Support of third-placed Silva makes Neves a credible challenger of President Rousseff

The latest electoral surveys show that Neves will emerge as the victor in the second and final round of the vote, even though the usual statistical margin of error, undecided voters and election-day abstentions limit the significance of such surveys. Rousseff’s effective campaign machine could also still make political life more difficult for Neves, a former governor of Minas Gerais, one of Brazil’s larger and wealthier states. Incumbent Rousseff had used smear-campaign tactics against her rivals in the first round, and this type of negative campaigning could further intensify before the second round on 26 October.

Rousseff's popularity is primarily based on socialist policies aimed at the poorer population strata of Brazil. She has also initially benefited from electoral rules that give the incumbent significantly more airtime on television and radio. However, in the run-up to the second round, airtime time is awarded equally to both candidates, reducing that advantage. Also, Neves is benefitting from the support of third-placed Silva, granted in exchange for agreeing to take over certain points of her policy program.

Neves’ more business-friendly views justify investors’ hope for change 

But what can be expected from the two candidates? Rousseff stands for distributive economic and social policies, which also re-serves a significant role for the state in the economy. This has already led to substantial market distortions in some cases. Neves, on the other hand, is considered to be a more pro-business candidate. Although he has promised to uphold existing social policies, he also envisions more restrictive fiscal outlook, and tackling high inflation is high on his agenda as well.

The structural challenges are still big 

The hopes for political change among market participants are therefore justified. However, the currently adverse economic environ-ment in Brazil represents a major problem for both candidates. Brazil had benefited from a credit-driven investment boom in the preceding cycle, but declining capital inflows and a reduction in state-subsidized lending have intensified the negative impact of falling commodity prices more recently. At the same time, inflation remains structurally high due to large infrastructure deficits, and the economy continues to suffer from a weak propensity to consume and invest.

With dwindling support from the economic cycle, it will also be increasingly difficult to cut the high fiscal deficit. Thus, whether Neves can succeed in such a stagflationary environment remains questionable, while the increasing fragmentation of Brazil’s parlia-ment is also likely to complicate policy in the years to come. Thus, it is better to keep expectations low.

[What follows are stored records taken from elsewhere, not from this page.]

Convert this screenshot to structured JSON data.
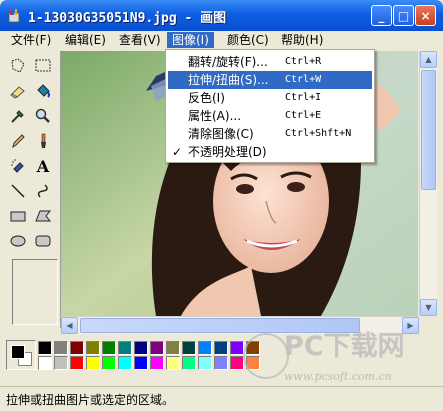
{
  "window": {
    "title": "1-13030G35051N9.jpg - 画图"
  },
  "title_buttons": {
    "minimize": "_",
    "maximize": "□",
    "close": "×"
  },
  "menubar": {
    "items": [
      {
        "label": "文件(F)"
      },
      {
        "label": "编辑(E)"
      },
      {
        "label": "查看(V)"
      },
      {
        "label": "图像(I)"
      },
      {
        "label": "颜色(C)"
      },
      {
        "label": "帮助(H)"
      }
    ]
  },
  "image_menu": {
    "items": [
      {
        "label": "翻转/旋转(F)...",
        "shortcut": "Ctrl+R",
        "checked": ""
      },
      {
        "label": "拉伸/扭曲(S)...",
        "shortcut": "Ctrl+W",
        "checked": ""
      },
      {
        "label": "反色(I)",
        "shortcut": "Ctrl+I",
        "checked": ""
      },
      {
        "label": "属性(A)...",
        "shortcut": "Ctrl+E",
        "checked": ""
      },
      {
        "label": "清除图像(C)",
        "shortcut": "Ctrl+Shft+N",
        "checked": ""
      },
      {
        "label": "不透明处理(D)",
        "shortcut": "",
        "checked": "✓"
      }
    ],
    "highlighted_index": 1
  },
  "tools": [
    {
      "icon": "free-select-icon"
    },
    {
      "icon": "rect-select-icon"
    },
    {
      "icon": "eraser-icon"
    },
    {
      "icon": "fill-icon"
    },
    {
      "icon": "color-picker-icon"
    },
    {
      "icon": "magnifier-icon"
    },
    {
      "icon": "pencil-icon"
    },
    {
      "icon": "brush-icon"
    },
    {
      "icon": "airbrush-icon"
    },
    {
      "icon": "text-icon",
      "glyph": "A"
    },
    {
      "icon": "line-icon"
    },
    {
      "icon": "curve-icon"
    },
    {
      "icon": "rectangle-icon"
    },
    {
      "icon": "polygon-icon"
    },
    {
      "icon": "ellipse-icon"
    },
    {
      "icon": "rounded-rect-icon"
    }
  ],
  "palette": {
    "foreground": "#000000",
    "background": "#ffffff",
    "colors_top": [
      "#000000",
      "#808080",
      "#800000",
      "#808000",
      "#008000",
      "#008080",
      "#000080",
      "#800080",
      "#808040",
      "#004040",
      "#0080ff",
      "#004080",
      "#8000ff",
      "#804000"
    ],
    "colors_bottom": [
      "#ffffff",
      "#c0c0c0",
      "#ff0000",
      "#ffff00",
      "#00ff00",
      "#00ffff",
      "#0000ff",
      "#ff00ff",
      "#ffff80",
      "#00ff80",
      "#80ffff",
      "#8080ff",
      "#ff0080",
      "#ff8040"
    ]
  },
  "status": {
    "text": "拉伸或扭曲图片或选定的区域。"
  },
  "watermark": {
    "text": "PC下载网",
    "url": "www.pcsoft.com.cn"
  },
  "colors": {
    "menu_highlight": "#316ac5",
    "titlebar": "#0d5ee2"
  }
}
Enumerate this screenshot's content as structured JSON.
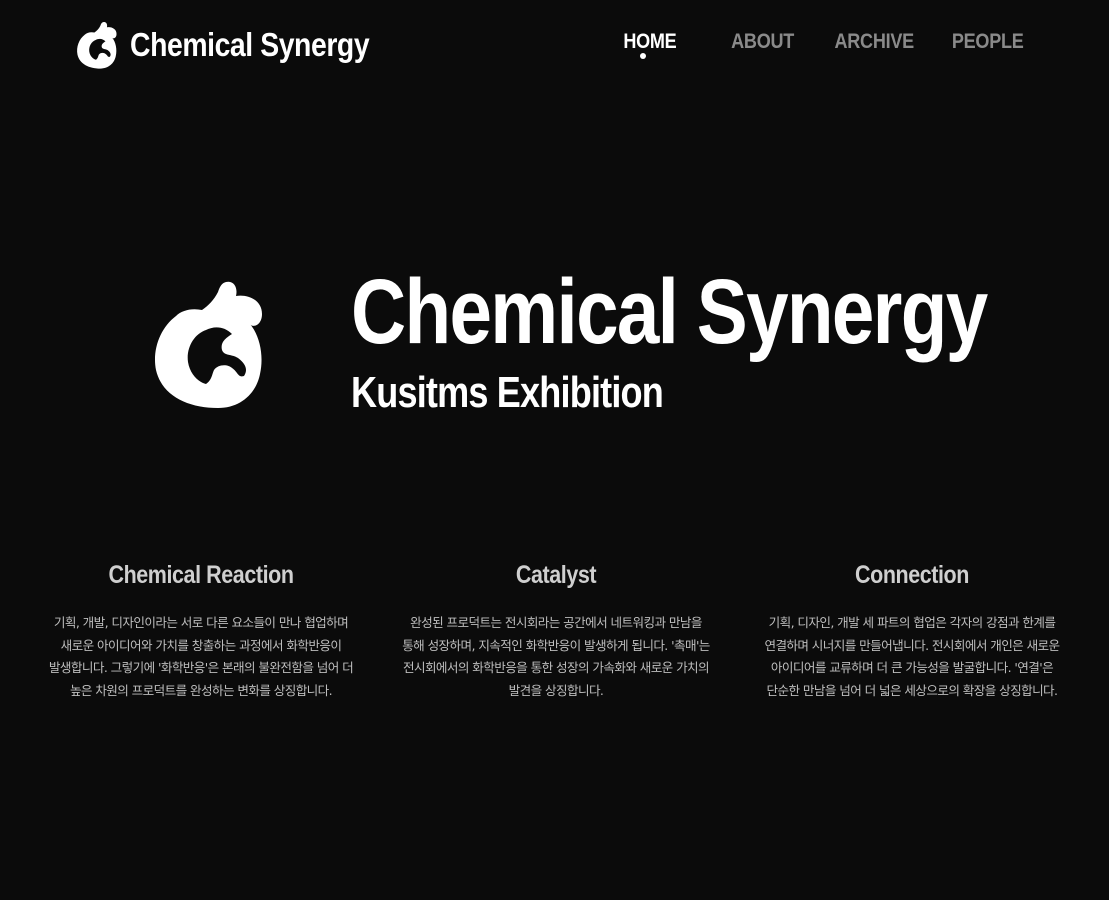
{
  "header": {
    "brand_name": "Chemical Synergy",
    "logo_icon": "chemical-splash-logo"
  },
  "nav": {
    "items": [
      {
        "label": "HOME",
        "active": true
      },
      {
        "label": "ABOUT",
        "active": false
      },
      {
        "label": "ARCHIVE",
        "active": false
      },
      {
        "label": "PEOPLE",
        "active": false
      }
    ]
  },
  "hero": {
    "title": "Chemical Synergy",
    "subtitle": "Kusitms Exhibition"
  },
  "features": [
    {
      "title": "Chemical Reaction",
      "description": "기획, 개발, 디자인이라는 서로 다른 요소들이 만나 협업하며 새로운 아이디어와 가치를 창출하는 과정에서 화학반응이 발생합니다. 그렇기에 '화학반응'은 본래의 불완전함을 넘어 더 높은 차원의 프로덕트를 완성하는 변화를 상징합니다."
    },
    {
      "title": "Catalyst",
      "description": "완성된 프로덕트는 전시회라는 공간에서 네트워킹과 만남을 통해 성장하며, 지속적인 화학반응이 발생하게 됩니다. '촉매'는 전시회에서의 화학반응을 통한 성장의 가속화와 새로운 가치의 발견을 상징합니다."
    },
    {
      "title": "Connection",
      "description": "기획, 디자인, 개발 세 파트의 협업은 각자의 강점과 한계를 연결하며 시너지를 만들어냅니다. 전시회에서 개인은 새로운 아이디어를 교류하며 더 큰 가능성을 발굴합니다. '연결'은 단순한 만남을 넘어 더 넓은 세상으로의 확장을 상징합니다."
    }
  ],
  "colors": {
    "background": "#0b0b0b",
    "text_primary": "#ffffff",
    "nav_inactive": "#8a8a8a",
    "feature_title": "#cfcfcf",
    "feature_text": "#bdbdbd"
  }
}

Election-driven rally in the Brazilian stock market

Last but not least, with the country’s Ibovespa index already up 12.5% since the beginning of the year, Brazilian stocks are no longer "cheap". The presidential election seems to have been reduced to a binary event in stock market. And while we may yet see even higher stock prices in Brazil, the current rally lacks fundamental drivers. Developments should thus remain very volatile.